Hoe milieuvriendelijk is zeevaart?
Vaak heerst het idee dat transport over zee minder belastend is voor het milieu dan in de lucht. Maar is dat wel zo?
Klimaatjournalist en poolreiziger Bernice Notenboom zocht het uit en maakte hierover de confronterende documentaire Sea Blind. Een samenvatting.
Op de wereldzeeën varen dagelijks meer dan 100.000 schepen, waaronder 6.000 containerschepen. Het is de schaalgrootte die deze scheepvaart zo duizelingwekkend maakt.
“Hoe groter de containerschepen worden, hoe minder we over ze weten“, stelt Bernice Notenboom. “We lijken wel zeeblind. Want de scheepvaart is een van de meest vervuilende, minst gereguleerde en minst transparante bedrijfstakken ter wereld.”
90 procent van wat in de winkels ligt
Ongeveer 90 procent van alles wat in onze winkels ligt, is per schip vervoerd. Voeding, kleding, meubels, elektronica, auto’s, … Op de Oscar, het grootste containerschip ter wereld, passen maar liefst 19.200 zeecontainers. Goed voor bijvoorbeeld 954 miljoen bananen - twee bananen voor iedere Europeaan - of 39.000 auto's, 117 miljoen paar schoenen of 900 miljoen blikken hondenvoer. Wereldwijd zijn ruim 90.000 containerschepen voortdurend onderweg met vracht.
“Overal in de wereld rekent men op de containerspullen van deze schepen. We verwachten dat hun lading op tijd in de winkel ligt voor een redelijke prijs. En die honderden kilo’s rotte bananen? Die gooien we weg.”
Effecten op de luchtkwaliteit
De scheepvaartsector is relatief vrij schoon als je kijkt naar de uitstoot per vervoerde ton vracht. Maar… De gigantische hoeveelheden vracht vertekenen de cijfers. De absolute vervuiling geeft heel andere cijfers. De zeventien grootste containerschepen stoten samen net zoveel zwaveloxiden uit als alle auto’s die wereldwijd rondrijden. De scheepvaart zorgt voor ongeveer 3 procent van de wereldwijde CO2-uitstoot.

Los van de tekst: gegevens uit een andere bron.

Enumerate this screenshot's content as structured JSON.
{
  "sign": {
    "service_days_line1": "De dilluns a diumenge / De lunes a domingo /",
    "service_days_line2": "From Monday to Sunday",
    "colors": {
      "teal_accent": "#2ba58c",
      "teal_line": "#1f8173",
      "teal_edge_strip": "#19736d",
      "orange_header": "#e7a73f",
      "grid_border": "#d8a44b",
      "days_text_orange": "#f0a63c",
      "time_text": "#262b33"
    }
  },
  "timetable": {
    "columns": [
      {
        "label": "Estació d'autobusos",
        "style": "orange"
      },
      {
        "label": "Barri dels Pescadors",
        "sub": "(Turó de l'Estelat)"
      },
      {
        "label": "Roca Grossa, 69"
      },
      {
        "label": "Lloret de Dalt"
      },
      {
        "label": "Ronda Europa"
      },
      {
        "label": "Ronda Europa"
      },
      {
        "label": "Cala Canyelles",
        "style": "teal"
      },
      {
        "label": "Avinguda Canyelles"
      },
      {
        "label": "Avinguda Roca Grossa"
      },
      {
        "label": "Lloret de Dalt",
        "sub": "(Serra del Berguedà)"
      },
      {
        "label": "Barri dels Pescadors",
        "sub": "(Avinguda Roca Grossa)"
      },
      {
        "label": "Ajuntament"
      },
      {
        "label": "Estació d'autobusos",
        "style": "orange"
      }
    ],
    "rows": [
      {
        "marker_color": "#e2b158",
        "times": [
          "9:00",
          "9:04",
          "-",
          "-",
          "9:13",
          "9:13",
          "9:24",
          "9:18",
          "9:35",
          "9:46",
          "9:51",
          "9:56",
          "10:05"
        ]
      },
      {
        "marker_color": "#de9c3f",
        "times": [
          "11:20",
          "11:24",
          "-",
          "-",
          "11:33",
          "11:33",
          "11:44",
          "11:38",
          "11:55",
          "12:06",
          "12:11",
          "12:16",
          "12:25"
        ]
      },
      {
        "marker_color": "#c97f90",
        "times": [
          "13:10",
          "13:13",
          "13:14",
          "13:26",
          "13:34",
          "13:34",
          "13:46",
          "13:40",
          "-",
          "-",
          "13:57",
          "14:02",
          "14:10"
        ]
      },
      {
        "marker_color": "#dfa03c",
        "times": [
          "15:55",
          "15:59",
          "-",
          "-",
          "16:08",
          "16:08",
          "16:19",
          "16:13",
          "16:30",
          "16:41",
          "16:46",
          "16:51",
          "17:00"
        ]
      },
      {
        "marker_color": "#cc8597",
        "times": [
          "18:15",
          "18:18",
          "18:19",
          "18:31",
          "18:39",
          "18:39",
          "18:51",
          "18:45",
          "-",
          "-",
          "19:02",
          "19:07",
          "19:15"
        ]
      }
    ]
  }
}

De meeste schepen varen op goedkope bunkerolie. Dit is een dikke stookolie die overblijft na de raffinage van autobrandstoffen. “In feite is het brandstof uit het afvalputje van de raffinaderijen”, aldus Bernice Notenboom. De goedkope bunkerolie is zwaar vervuilend: per liter kan het tot 2.000 keer meer zwavel bevatten dan gewone diesel.
Ongereguleerd karakter
Het ondoorzichtige en ongereguleerde karakter van de scheepvaart hangt nauw samen met de mate waarin deze industrie vervuilend is, en verdient daarom net zoveel aandacht. De helft van de 6.000 containerschepen staat geregistreerd in een ander land dan dat van herkomst. De meeste (33 procent) staan geregistreerd in Panama. Terwijl noch de eigenaar, de bemanning, de route of lde ading iets met Panama te maken heeft.
Hoe dat kan? Schepen kunnen na een eenvoudige registratieprocedure onder ‘vlaggenstaten’ als Mongolië varen, een land zonder zee dat toch een vloot heeft. Flags of convenience, ofwel 'open registratie’, biedt allerlei voordelen: lage belastingen, goedkope arbeid (geen vakbonden) en geen onderhoudscontroles. Het grootste voordeel: deze vlaggenstaten laten je met rust.
Verandering op komst
Sinds 1 januari 2015 is er in een aantal kustgebieden een zwavelemissiewet van kracht. Na decennia onderhandelen kwam het om die reden vorig jaar tot een consensus onder de 170 landen die lid zijn van de International Maritime Organization (IMO). Op de Noordzee, de Baltische zee en langs de kust van Noord-Amerika en Canada moeten schepen voortaan diesel gebruiken die nog maar 0,1 procent zwavel bevat. De controleerbaarheid van het niemandsland blijft wel het grootste probleem.
Scheepvaartdirecteur Arnold van Vuren van de Nederlandse Rijkswaterstaat is verantwoordelijk voor de inspecties en handhaving van de zee en binnenvaart. Hij vindt dat er nog veel te winnen valt op de open zeeën, waar geen controles worden uitgevoerd en geld en tijd de wet uitmaken.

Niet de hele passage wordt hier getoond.